Die Jahrhunderte alte weibliche Domäne der Textilgestaltung - vor allem Weberei, Stickerei und Mode - erleichterte es Frauen zu Beginn des 20. Jahrhunderts, als Künstlerinnen in der Berufswelt Fuß zu fassen und Anerkennung zu finden. So war es folgerichtig, dass Marianne Oppelt sofort nach dem Studium 1921 für ein Jahr eine praktische Tätigkeit als Musterzeichnerin und Koloristin in der Textilfabrik Camman & Co. in Chemnitz aufnahm, einer Firma, die sich durch die Produktion moderner Stoffe mit expressiven Art Déco-Mustern einen Namen machte. Mit dem 1925 fertig gestellten neuen Firmengebäude, dem sogenannten "Camman-Hochhaus", leistete das Unternehmen einen markanten Beitrag zur avantgardistischen Industriearchitektur Deutschlands.

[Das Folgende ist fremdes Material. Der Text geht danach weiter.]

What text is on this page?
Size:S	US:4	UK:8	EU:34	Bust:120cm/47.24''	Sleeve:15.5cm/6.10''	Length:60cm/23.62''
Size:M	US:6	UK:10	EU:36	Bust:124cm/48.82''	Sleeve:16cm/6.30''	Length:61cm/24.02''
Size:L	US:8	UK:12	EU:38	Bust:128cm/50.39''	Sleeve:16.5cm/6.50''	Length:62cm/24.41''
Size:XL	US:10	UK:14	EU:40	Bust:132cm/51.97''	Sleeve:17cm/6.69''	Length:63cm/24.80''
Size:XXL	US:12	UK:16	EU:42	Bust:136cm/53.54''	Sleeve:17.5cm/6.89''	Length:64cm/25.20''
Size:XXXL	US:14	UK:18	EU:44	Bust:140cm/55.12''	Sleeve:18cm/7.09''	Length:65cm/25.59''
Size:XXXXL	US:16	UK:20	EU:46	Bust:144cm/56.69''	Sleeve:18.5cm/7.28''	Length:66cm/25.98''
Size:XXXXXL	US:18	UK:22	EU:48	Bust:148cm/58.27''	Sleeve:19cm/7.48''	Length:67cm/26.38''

1923 legte Marianne Oppelt in Dresden die Prüfung als Zeichenlehrerin ab und erweiterte damit den Radius ihrer beruflichen Tätigkeit. Die vom Geist der Moderne geprägten Entwürfe der jungen Marianne Oppelt blieben nicht unbemerkt. Bereits 1922 wurde sie an die Kunsthandwerkstätten der Höheren Schule für Frauenberufe zu Leipzig als Fachlehrerin für Textilentwurf verpflichtet. Max Schwimmer hob in der Leipziger Volkszeitung vom 13. Mai 1930 die überraschende "technische Sauberkeit und Exaktheit" der in einer Ausstellung im Grassimuseum vorgestellten Arbeiten der Textilfachklasse unter Marianne Oppelt (Abteilung für Weben und Sticken) und Kurt Kölling (Abteilung für Stoffdruck) hervor.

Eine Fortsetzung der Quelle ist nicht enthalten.